L'an passé déjà, le ministère des Transports de la région avait décidé de ne plus acheter de nouvelles rames à hydrogène et a choisi pour ses prochaines commandes des rames hybrides (batteries électriques et diesel) "moins chères à exploiter", également fournies par Alstom. Pour autant, les trains à hydrogène actuellement en circulation continueront à rouler.
La région fait pression sur Alstom pour améliorer la situation en agitant la menace d'annuler le contrat pour ces futures rames hybrides mais selon nos informations, ces menaces n'ont pas été transformées en actes.
L'Allemagne essuie les plâtres
Pour autant, ces difficultés demeurent un coup dur pour Alstom, leader en la matière et créateur du premier train à hydrogène. En terme d'image, l'annonce n'est pas vraiment une bonne nouvelle pour cette technologie qui doit accompagner le verdissement du rail.

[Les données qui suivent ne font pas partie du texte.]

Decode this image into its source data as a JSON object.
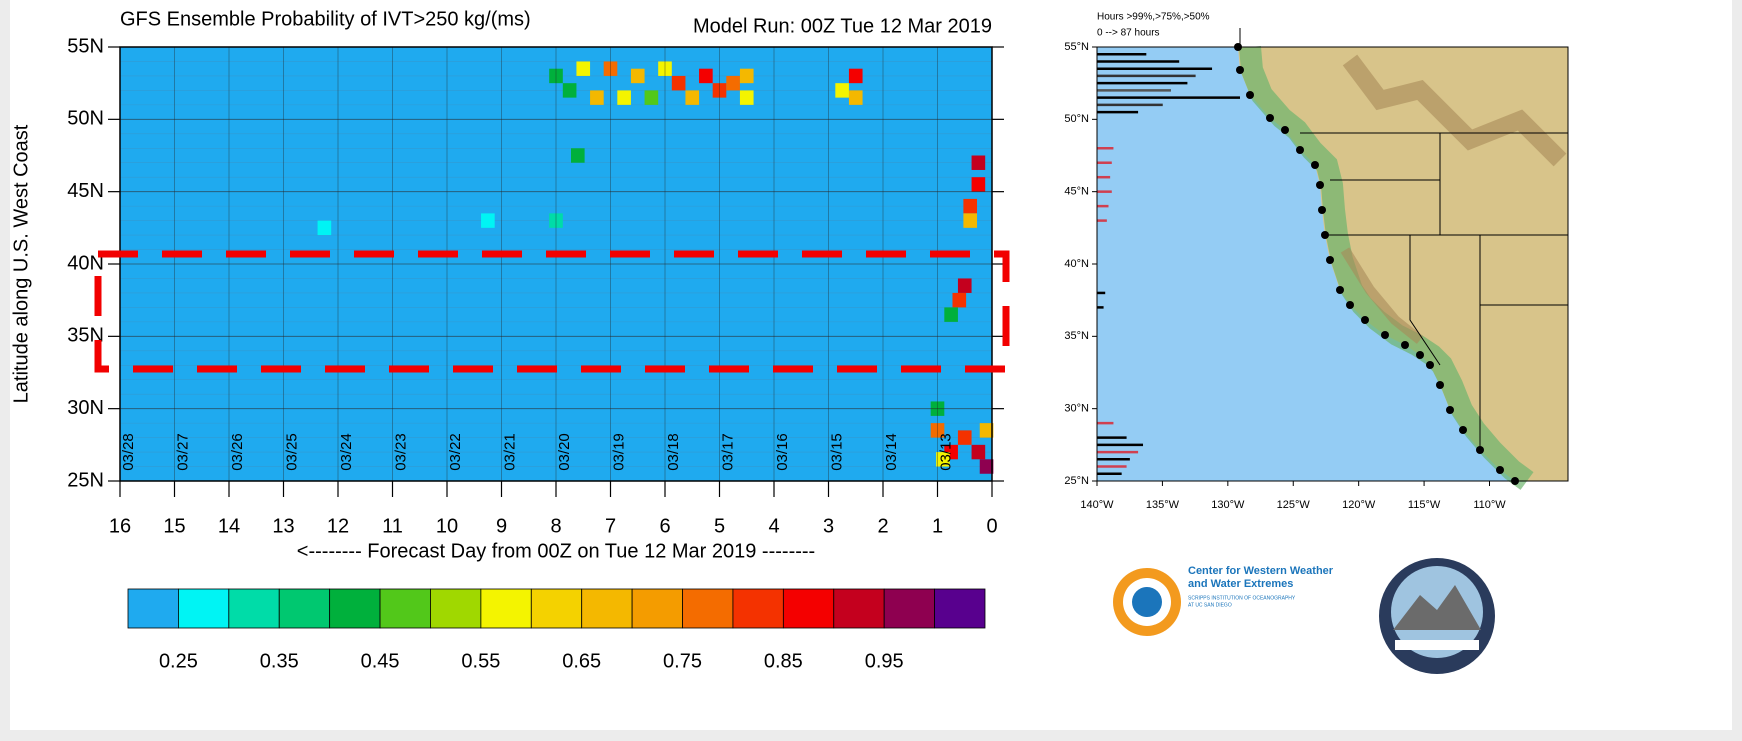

La France, l'Italie, la Suède et même le Québec ont commandé des rames hydrogène au groupe français, les opérateurs ayant besoin de plus en plus de trains pour répondre à la demande, et de plus en plus de trains verts. En France, 12 rames ont été commandées pour les régions Bourgogne-Franche-Comté, Occitanie, Grand Est et Auvergne-Rhône-Alpes.
Ces dernières s'inquiètent-elles du cas allemand ? Sûrement, mais une chose est sûre, l'Allemagne essuie les plâtres en la matière, Alstom assure améliorer son produit avec ce retour d'expérience un peu douloureux.
"Nous sommes convaincus que l'expérience acquise en opérations contribuera à renforcer la maîtrise de cette nouvelle technologie et à la stabiliser davantage."
Les régions qui ont commandé ces trains devraient donc échapper à ces problèmes de jeunesse. Dans le cas contraire, la technologie hydrogène pour le rail risque d'en prendre un coup.